Nunca entendía las manías de las estrellas del rock, a los escritores excéntricos y en general a los artistas con caprichos extraños que hacían poner en sus contratos exigencias extravagantes. Tal y como las contaban los medios de comunicación, me parecían más bien una manera de llamar la atención que otra cosa. Llevo un tiempo viajando mucho, pero mucho mucho, y algunas de esas excentricidades ya no me lo parecen tanto.
Cuando uno no está en casa y cada día termina el día en una habitación distinta, por muy cuatro estrellas que sea, la cosa se pone dura. No es falta de confort, ni incomodidad, es simplemente impersonalidad y desazón. El dormitorio es el último lugar y el primero que vemos, y acostarte cada día en uno diferente llega a ser triste. Sientes que no te une nada a la tierra. Por eso entiendo a los artistas que siempre quieren dormir con unas determinadas sábanas, o que quieren un sandwich de pollo y las paredes de color azul, o que haya zumo de tomate. Son clavos a los que agarrarse, una manera de sentirte en casa, de que vuelves a un lugar. Volver. Siempre volver.
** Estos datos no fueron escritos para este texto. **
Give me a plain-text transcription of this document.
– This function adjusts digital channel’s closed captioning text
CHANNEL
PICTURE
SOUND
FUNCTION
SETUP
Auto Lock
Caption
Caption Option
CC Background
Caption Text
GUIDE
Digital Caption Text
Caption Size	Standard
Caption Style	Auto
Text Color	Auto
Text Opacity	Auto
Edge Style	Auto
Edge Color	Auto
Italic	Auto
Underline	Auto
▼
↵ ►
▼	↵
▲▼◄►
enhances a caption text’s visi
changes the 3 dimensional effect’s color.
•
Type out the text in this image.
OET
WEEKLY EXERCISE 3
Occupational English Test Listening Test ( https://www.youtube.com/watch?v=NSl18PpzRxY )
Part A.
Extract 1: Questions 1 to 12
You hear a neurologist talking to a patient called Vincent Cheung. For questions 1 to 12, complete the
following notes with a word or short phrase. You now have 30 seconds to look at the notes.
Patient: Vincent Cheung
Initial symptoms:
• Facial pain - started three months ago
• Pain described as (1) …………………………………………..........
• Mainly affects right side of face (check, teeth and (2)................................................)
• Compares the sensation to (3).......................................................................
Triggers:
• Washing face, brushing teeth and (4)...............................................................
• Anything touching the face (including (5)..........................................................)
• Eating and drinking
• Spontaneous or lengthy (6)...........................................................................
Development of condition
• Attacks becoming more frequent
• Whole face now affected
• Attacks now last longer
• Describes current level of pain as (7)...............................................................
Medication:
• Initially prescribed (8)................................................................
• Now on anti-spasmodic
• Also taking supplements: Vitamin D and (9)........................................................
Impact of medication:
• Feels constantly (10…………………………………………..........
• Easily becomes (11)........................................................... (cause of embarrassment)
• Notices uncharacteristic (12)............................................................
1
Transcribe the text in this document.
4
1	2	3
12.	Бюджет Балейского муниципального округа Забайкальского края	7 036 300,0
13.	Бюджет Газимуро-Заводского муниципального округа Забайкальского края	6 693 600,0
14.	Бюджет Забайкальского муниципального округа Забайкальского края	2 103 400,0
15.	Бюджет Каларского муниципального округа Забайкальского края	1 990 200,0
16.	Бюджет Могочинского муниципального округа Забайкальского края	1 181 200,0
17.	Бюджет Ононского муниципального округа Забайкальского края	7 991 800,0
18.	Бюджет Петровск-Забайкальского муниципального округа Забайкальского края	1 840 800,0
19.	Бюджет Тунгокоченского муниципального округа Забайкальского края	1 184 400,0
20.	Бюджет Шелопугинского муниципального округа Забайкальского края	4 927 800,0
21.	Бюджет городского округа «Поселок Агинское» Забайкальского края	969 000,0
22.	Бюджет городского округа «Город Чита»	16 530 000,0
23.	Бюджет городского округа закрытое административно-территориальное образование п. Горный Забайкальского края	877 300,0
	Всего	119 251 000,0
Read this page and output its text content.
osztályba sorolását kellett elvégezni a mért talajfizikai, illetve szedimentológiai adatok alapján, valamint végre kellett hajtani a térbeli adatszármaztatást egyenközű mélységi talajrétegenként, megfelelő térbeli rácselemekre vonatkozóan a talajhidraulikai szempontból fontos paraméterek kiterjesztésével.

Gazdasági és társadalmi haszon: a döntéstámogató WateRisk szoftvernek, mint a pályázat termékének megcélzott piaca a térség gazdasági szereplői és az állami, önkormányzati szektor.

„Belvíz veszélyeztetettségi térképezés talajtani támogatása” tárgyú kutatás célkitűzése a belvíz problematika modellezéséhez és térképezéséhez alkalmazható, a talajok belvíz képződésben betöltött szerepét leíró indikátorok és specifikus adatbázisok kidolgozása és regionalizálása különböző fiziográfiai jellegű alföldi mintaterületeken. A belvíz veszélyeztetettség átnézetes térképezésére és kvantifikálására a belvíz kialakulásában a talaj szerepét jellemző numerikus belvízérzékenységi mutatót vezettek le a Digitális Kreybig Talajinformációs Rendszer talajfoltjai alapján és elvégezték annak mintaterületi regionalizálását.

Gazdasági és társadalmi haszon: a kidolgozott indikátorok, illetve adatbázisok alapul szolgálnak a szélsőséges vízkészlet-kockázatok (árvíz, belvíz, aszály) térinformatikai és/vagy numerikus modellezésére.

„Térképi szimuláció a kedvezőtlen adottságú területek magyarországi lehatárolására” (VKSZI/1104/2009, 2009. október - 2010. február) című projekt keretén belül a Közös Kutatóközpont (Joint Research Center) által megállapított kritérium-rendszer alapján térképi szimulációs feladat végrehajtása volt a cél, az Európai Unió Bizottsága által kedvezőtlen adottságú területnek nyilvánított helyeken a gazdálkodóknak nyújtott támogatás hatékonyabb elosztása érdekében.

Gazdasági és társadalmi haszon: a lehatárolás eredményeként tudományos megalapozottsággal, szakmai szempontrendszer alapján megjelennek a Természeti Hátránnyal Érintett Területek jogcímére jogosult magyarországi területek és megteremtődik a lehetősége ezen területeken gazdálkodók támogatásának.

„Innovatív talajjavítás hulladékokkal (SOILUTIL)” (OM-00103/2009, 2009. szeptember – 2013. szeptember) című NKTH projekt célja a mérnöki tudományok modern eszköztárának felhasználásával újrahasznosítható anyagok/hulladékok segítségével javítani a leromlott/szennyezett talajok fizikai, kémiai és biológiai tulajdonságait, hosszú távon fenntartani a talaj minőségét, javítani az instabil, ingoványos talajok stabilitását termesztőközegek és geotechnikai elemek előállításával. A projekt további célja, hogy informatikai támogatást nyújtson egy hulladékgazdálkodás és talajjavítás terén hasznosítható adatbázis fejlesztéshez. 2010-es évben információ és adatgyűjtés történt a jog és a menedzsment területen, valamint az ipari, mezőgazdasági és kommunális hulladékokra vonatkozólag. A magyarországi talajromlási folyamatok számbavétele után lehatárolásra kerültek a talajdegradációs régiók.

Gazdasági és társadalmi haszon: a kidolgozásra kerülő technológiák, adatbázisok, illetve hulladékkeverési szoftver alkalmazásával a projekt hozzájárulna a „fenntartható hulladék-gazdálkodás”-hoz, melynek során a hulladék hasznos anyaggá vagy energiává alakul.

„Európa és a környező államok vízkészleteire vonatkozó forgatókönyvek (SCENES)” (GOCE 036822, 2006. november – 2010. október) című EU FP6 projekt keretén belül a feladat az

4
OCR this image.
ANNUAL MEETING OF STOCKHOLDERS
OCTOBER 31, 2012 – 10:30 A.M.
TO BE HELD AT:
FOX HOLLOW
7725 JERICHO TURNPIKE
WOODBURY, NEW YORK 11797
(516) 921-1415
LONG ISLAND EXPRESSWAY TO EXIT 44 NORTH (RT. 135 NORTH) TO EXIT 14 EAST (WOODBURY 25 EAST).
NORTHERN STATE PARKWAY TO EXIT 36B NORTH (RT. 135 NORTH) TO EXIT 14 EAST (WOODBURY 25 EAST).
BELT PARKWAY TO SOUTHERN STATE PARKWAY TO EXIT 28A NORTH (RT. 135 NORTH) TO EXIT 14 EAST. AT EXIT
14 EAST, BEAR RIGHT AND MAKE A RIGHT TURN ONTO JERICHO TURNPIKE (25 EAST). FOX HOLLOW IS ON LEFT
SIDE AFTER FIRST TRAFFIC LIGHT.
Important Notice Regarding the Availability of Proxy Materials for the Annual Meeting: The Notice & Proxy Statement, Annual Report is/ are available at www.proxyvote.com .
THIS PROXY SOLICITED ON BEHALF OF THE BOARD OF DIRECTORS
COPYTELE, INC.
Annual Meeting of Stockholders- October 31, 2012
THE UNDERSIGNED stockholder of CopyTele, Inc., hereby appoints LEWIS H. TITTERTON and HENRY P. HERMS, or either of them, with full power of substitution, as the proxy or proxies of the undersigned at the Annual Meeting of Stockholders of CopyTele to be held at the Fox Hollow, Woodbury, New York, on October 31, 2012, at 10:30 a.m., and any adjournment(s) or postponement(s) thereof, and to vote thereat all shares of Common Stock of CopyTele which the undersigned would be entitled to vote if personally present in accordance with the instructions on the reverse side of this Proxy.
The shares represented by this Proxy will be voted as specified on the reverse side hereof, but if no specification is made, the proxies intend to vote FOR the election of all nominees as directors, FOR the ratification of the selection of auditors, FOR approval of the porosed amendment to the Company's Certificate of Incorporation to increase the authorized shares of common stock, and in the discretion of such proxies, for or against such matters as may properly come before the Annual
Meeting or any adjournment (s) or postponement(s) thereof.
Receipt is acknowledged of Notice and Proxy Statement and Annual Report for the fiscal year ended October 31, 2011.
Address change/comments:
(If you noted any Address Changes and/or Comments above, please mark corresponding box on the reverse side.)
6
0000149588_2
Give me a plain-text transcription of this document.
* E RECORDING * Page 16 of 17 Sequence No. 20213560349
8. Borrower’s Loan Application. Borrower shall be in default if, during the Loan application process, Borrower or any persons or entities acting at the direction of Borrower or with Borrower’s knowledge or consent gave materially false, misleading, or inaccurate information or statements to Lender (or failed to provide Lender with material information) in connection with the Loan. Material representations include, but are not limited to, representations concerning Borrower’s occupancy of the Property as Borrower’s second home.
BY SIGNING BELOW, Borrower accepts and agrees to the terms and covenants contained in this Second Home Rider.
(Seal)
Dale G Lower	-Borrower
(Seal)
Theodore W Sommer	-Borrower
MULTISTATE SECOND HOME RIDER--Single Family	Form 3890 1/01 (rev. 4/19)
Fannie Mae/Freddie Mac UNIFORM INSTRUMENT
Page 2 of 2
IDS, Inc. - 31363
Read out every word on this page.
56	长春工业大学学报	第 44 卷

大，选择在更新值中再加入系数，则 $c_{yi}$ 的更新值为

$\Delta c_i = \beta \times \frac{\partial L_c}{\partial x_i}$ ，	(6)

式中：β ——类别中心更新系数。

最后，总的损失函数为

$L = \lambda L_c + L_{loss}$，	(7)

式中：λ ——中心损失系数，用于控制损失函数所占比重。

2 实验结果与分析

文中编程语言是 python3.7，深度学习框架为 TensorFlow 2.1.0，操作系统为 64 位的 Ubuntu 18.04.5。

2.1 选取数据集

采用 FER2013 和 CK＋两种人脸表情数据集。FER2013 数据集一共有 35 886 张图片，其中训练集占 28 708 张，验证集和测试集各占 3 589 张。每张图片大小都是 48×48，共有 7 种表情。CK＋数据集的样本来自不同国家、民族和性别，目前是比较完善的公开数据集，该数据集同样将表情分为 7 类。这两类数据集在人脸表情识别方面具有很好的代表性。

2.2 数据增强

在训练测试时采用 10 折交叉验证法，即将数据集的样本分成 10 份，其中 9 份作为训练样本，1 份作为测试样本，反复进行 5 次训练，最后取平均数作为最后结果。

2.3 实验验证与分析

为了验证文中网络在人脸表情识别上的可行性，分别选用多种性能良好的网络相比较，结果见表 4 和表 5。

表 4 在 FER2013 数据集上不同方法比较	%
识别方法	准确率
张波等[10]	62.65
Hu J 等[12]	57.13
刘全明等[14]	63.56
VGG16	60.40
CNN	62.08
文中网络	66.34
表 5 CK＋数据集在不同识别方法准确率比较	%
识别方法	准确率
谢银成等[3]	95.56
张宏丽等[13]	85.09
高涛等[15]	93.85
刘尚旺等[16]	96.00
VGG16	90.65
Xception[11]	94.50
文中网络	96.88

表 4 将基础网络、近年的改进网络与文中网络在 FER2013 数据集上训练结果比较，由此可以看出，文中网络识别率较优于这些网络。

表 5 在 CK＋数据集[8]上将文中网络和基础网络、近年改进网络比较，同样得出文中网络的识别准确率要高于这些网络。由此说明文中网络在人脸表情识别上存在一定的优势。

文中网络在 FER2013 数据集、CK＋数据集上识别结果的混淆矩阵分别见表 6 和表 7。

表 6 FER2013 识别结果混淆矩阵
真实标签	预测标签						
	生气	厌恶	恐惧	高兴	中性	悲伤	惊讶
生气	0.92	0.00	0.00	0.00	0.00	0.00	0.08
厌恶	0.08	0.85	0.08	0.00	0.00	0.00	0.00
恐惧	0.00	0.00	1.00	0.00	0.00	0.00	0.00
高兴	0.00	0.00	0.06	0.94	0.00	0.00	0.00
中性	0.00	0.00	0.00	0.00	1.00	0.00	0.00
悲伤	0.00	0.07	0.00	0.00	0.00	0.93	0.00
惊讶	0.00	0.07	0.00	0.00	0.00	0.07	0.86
He comenzado por querer ir siempre a los mismos hoteles, no es que sean los mejores, pero son en los que me reconozco. Pero ahora, como estoy yendo tanto, tengo pensado pedir la misma habitación, aunque el enchufe de la esquina no funcione bien. Eso también me pasa en casa y no se la cambio a la vecina. Quizás me esté volviendo un excéntrico, quizás busque la costumbre para sentirme en casa aunque esté a 1000 kilómetros de ella.